Enviada em 15/04/2020

Embora a Constituição Federal de 1988 assegure o respeito à dignidade humana , sabe-se que na realidade brasileira , o direito não é promovido para todos os cidadãos , principalmente no que tange a isenção da pobreza. Isso se deve , sobretudo, ao crescimento da desigualdade econômica e à negligência governamental perante esse cenário . Em face disso, destaca-se a necessidade de se combater essa transgressão , por meio de medidas estatais e sociais intervencionistas contra tal situação.

Primordialmente , é de suma importância evidenciar que  as cidades brasileiras foram construídas sobre um viés elitista e segregacionista, de modo que as regiões  com Índice de Desenvolvimento Social e Econômico  baixo  são constituídas por pessoas , em sua maioria, vítimas da miséria. Essa conjuntura , ainda é pertinente na sociedade hodierna, uma vez que   cerca de 13 milhões de brasileiros vivem na extrema pobreza , de acordo com Instituto  Brasileiro de Geografia e Estatística  (IBGE) , sendo este valor crescente e recorde . Nessa  perspectiva ,  a segregação social , visto como uma característica da sociedade brasileira , pelo autor Sérgio  Buarque , no livro ‘‘Raízes do Brasil’’ ,  faz-se presente nos dias atuais , por privar a população dos  seus direitos básicos. Desse modo , é fundamental que  o Estado   aplique mais verbas nas ações dos empreendedores , já que os mesmos objetivam solucionar problemas sociais.

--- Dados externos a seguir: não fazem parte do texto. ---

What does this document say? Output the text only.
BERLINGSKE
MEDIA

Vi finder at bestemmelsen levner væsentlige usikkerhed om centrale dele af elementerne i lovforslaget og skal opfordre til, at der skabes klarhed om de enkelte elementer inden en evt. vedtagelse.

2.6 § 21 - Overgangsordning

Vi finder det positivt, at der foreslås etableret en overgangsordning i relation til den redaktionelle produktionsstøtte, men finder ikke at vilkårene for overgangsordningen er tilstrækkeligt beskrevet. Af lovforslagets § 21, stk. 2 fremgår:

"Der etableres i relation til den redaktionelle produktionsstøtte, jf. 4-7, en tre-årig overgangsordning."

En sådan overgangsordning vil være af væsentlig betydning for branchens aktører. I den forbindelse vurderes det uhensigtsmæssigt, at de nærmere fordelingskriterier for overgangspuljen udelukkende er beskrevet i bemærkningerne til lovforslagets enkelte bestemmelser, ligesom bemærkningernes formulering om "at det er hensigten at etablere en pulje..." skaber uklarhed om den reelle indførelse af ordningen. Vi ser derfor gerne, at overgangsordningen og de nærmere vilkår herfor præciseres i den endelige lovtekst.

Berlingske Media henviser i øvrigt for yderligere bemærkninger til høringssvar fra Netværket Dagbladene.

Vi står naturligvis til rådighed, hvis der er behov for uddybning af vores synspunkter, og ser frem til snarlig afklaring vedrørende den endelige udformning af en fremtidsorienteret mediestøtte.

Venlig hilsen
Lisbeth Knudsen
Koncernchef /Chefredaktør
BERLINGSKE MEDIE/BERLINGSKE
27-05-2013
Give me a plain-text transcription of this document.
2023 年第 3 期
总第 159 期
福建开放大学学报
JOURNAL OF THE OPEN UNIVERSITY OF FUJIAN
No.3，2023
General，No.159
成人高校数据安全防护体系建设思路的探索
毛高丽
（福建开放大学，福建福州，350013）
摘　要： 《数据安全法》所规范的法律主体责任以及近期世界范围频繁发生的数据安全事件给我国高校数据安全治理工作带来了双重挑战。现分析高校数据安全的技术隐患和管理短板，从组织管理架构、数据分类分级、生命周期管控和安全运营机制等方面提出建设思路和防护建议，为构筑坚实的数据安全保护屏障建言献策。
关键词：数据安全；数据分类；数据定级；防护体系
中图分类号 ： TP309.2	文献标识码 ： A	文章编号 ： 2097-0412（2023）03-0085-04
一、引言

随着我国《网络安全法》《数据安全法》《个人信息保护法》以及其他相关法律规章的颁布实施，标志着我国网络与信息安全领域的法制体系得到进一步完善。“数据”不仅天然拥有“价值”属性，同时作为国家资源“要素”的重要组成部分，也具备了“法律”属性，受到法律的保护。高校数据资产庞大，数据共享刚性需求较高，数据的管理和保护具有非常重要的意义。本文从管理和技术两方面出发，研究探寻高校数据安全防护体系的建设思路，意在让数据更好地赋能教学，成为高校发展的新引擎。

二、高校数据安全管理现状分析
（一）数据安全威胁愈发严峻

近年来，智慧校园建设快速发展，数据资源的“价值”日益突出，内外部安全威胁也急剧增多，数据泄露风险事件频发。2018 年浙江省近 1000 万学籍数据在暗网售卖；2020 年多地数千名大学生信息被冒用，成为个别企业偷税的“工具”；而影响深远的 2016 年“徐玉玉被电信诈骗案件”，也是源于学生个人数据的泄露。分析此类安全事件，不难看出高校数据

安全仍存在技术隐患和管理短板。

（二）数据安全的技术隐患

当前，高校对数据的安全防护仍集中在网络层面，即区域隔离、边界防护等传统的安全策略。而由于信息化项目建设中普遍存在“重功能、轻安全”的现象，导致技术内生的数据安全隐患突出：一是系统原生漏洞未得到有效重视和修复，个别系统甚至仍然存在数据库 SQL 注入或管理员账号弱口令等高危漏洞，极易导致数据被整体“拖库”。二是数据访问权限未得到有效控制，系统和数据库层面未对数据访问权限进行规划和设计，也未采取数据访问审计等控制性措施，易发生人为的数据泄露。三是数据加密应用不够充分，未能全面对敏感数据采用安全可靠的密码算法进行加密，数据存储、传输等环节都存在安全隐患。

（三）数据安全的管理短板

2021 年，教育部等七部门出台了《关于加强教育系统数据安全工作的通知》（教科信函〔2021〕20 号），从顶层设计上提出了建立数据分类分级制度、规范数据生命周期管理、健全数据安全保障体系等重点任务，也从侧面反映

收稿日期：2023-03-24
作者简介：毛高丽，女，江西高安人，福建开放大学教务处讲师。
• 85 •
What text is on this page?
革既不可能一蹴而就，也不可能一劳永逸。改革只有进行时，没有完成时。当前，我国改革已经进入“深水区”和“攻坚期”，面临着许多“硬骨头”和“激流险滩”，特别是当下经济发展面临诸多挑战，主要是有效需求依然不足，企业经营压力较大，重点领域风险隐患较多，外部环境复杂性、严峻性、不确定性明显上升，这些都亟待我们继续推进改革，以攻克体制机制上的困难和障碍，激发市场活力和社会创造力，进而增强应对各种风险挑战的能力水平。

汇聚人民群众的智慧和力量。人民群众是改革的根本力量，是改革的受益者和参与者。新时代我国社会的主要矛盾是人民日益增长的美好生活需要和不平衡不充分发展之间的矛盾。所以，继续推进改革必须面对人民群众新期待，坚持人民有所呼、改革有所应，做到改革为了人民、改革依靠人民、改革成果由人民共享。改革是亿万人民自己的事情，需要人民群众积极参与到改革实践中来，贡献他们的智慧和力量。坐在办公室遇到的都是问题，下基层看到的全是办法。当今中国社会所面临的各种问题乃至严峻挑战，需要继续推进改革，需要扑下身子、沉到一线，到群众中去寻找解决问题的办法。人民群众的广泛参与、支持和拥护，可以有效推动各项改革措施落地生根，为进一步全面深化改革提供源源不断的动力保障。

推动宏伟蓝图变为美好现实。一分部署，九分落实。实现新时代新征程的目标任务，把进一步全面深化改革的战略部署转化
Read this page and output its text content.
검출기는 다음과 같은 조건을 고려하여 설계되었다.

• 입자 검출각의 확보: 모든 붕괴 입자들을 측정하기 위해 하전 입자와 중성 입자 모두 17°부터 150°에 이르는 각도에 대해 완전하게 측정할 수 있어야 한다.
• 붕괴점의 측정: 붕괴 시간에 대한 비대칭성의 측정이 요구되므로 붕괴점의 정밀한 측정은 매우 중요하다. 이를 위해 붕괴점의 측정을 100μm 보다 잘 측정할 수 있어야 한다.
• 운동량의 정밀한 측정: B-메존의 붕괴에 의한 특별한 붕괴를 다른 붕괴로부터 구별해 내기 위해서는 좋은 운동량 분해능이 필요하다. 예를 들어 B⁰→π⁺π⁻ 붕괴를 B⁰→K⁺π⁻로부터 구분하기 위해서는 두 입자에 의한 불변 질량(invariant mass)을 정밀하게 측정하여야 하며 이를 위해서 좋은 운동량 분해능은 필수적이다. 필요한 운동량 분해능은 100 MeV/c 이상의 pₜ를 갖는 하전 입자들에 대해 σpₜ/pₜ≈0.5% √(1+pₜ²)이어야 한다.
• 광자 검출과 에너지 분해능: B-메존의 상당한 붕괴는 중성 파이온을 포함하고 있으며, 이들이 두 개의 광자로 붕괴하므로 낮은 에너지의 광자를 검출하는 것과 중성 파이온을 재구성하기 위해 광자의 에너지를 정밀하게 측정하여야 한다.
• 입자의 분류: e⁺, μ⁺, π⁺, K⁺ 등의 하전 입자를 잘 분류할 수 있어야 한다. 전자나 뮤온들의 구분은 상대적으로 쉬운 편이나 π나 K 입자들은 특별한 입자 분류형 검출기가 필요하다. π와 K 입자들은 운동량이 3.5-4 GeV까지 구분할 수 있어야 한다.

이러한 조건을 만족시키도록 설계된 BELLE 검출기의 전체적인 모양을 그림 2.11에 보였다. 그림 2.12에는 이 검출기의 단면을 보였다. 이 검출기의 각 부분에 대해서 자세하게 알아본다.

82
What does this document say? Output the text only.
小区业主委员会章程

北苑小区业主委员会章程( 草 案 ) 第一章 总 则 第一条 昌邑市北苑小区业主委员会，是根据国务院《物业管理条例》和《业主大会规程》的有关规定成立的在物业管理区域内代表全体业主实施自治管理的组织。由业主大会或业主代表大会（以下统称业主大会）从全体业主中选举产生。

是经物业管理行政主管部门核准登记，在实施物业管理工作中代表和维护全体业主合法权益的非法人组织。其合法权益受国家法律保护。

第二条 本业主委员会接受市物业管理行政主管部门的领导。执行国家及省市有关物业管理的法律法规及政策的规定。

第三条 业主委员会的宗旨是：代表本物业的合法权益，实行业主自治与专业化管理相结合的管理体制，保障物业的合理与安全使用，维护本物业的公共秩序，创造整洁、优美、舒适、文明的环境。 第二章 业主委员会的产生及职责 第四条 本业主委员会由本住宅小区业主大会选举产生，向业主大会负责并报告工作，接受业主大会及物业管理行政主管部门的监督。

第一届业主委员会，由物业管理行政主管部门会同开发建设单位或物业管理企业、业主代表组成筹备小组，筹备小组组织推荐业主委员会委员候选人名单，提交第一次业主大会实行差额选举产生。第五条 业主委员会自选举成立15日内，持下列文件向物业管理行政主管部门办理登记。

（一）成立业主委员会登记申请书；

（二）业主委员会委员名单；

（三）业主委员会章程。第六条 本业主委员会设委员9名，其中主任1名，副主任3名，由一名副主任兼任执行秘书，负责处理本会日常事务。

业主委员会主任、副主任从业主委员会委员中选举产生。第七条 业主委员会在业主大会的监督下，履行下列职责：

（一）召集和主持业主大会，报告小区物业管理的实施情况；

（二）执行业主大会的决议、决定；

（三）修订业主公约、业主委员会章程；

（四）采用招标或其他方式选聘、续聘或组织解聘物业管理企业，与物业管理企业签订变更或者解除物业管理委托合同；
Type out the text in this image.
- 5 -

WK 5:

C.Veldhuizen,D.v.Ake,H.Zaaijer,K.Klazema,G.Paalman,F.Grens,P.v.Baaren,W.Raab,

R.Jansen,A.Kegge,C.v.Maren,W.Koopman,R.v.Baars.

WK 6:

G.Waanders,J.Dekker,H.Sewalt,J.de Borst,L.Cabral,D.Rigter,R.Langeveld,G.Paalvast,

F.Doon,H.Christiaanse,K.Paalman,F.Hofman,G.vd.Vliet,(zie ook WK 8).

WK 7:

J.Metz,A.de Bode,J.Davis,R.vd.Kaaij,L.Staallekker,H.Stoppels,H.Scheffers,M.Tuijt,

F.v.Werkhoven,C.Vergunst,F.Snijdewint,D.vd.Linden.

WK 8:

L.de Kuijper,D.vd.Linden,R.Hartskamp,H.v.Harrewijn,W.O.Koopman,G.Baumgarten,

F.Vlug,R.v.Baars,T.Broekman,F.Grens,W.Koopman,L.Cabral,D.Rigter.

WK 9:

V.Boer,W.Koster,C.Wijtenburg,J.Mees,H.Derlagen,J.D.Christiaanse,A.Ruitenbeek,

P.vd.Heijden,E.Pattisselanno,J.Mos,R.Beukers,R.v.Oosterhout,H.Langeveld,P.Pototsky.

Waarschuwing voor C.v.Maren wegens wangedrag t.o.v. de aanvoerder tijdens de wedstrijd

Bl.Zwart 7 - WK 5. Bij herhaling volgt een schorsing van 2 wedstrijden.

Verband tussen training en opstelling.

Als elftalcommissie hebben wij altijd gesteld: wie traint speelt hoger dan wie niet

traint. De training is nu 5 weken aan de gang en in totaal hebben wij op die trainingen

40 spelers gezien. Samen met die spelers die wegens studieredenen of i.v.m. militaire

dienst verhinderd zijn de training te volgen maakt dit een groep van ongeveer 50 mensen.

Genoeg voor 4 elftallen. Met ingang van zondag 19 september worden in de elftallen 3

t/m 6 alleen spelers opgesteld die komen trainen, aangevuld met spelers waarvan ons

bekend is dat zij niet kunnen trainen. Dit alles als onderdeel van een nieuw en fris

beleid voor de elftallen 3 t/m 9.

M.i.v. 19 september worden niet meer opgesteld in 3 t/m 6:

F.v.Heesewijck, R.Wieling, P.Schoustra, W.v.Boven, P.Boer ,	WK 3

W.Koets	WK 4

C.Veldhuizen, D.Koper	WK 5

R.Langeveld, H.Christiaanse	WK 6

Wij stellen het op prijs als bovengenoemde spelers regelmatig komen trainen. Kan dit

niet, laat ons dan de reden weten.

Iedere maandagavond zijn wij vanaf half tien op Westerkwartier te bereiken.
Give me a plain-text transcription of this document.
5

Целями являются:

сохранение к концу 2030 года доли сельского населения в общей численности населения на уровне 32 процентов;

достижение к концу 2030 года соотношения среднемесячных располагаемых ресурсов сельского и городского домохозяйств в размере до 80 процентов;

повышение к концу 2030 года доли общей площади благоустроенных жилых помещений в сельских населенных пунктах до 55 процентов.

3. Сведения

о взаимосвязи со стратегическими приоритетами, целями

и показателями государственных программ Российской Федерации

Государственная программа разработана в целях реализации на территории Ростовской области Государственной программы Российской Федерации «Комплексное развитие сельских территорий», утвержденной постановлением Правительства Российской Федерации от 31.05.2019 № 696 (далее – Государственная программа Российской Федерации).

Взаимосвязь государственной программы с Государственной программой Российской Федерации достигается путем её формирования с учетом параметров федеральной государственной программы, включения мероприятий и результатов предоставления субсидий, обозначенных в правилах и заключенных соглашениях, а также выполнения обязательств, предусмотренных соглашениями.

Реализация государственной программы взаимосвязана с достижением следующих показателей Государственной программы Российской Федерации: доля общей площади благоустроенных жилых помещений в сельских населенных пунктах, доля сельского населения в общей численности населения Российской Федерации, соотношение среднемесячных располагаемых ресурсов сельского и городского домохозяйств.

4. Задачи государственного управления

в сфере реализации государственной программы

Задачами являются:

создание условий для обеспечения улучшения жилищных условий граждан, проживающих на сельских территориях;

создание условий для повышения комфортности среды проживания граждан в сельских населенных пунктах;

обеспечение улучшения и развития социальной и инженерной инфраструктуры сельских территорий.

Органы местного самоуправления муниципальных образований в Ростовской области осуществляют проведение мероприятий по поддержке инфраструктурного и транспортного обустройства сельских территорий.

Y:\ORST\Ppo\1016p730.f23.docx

Outrossim , é imprescindível  salientar que o Governo tem um má gerenciamento  da renda , uma vez que gera diversos benefícios para os elitistas e precariza as necessidades básicas dos demais. Segundo Karl Marx ,na obra ‘‘Capital’’, o Estado é um comitê que gera os negócios comuns da burguesia , propiciando o proletariado a desigualdade social. Nesse contexto, percebe-se que o governo brasileiro é cúmplice desses valores , tornando os pobres  privados da dignidade humana. Dessa forma, é importante que mais pessoas  tornam-se  participantes dessas ações beneficiadoras , pois são capazes de diminuir essa desigualdade catastrófica.

Portanto , são necessárias medidas que visem mitigar esse cenário hodierno. Para tanto , urge que o  Ministério da  Saúde invista mais recursos financeiros no âmbito do empreendedorismo social  , os quais visam o bem comum,por meio das parceiras públicas e privadas, nas quais  o investimento será dividido igualitariamente , a fim de propiciar  a eficácia dos direitos básicos universais . Somente assim, a Constituição brasileira  proporcionará  com eficácia a dignidade humana.